Riot offered its views on recent shakeups with Bitfarms’ board of directors, including the resignations of co-founders Emiliano Grodzki and Nicolas Bonta in recent months, whom Riot had previously targeted for replacement.
“While these changes represent a step in the right direction, they have been reactive and insufficient to address Bitfarms’ broken governance,” Riot wrote in a Tuesday open letter to other Bitfarms shareholders. “These actions followed Riot’s sustained public pressure and would not have occurred had Riot not challenged the entrenchment of the Bitfarms board.”
Riot previously revealed that it privately offered to acquire Bitfarms for $2.30 per share in April, but Bitfarms quickly rejected the offer, believing it significantly undervalued their company.
Riot responded by accusing the board of not acting in the best interests of all shareholders and began its campaign to replace Bitfarms leadership with “independent” nominees chosen by Riot. It has also been gobbling up shares in the Canadian miner, now possessing an intimidating 19.9% stake in the firm.
On October 29, Bitfarms’ shareholders are scheduled to vote on whether to install Riot’s nominees. Given the progress made so far, Riot has reduced its proposed slate of new directors from three to two: Amy Freedman and John Delaney, ideally replacing existing directors, including co-founder Andres Finkielsztain and Fanny Philip.
Riot also called out “the concerning Stronghold acquisition announcement,” saying that the timing was “troubling.” Analysts said the plan to acquire rival Stronghold Digital for $175 million, as announced last month, would boost Bitfarms negotiating position by strengthening its valuation before Riot’s next offer—which has yet to materialize.
“Shareholders should seriously question the timing of Bitfarms’ announcement of its agreement to acquire Stronghold,” said Riot.

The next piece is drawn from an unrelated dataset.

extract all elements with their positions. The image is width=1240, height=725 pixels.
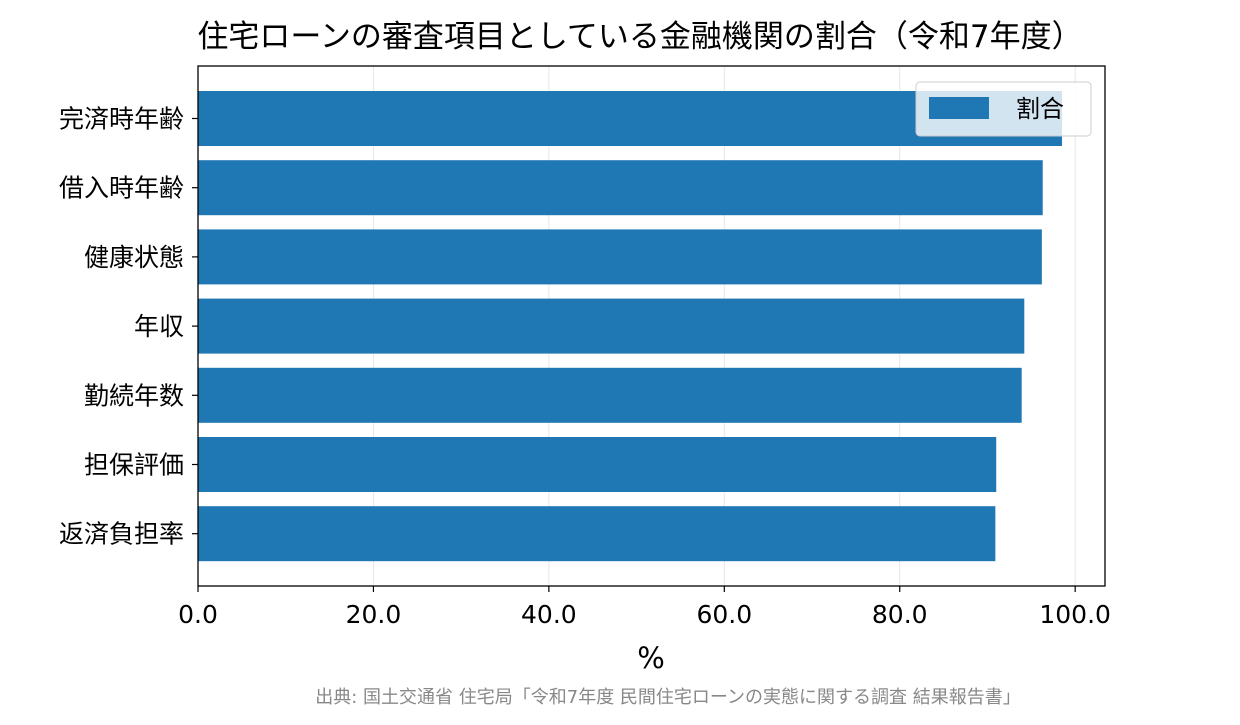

The purchase price, the letter said, represented a 100% premium to Stronghold’s market valuation at the time and was seemingly more expensive than shareholders needed to endure.
“Based on the transaction terms, the Stronghold acquisition appears to be yet another action designed to entrench the Bitfarms board,” Riot said.
Riot concluded by demanding that Bitfarms not enter into any financing transaction before the October meeting that will dilute Bitfarms shareholders any further.
“If the Bitfarms Board insists on taking any such action to further entrench itself at the expense of shareholders, Riot will not hesitate to hold the incumbent directors personally accountable,” the firm wrote.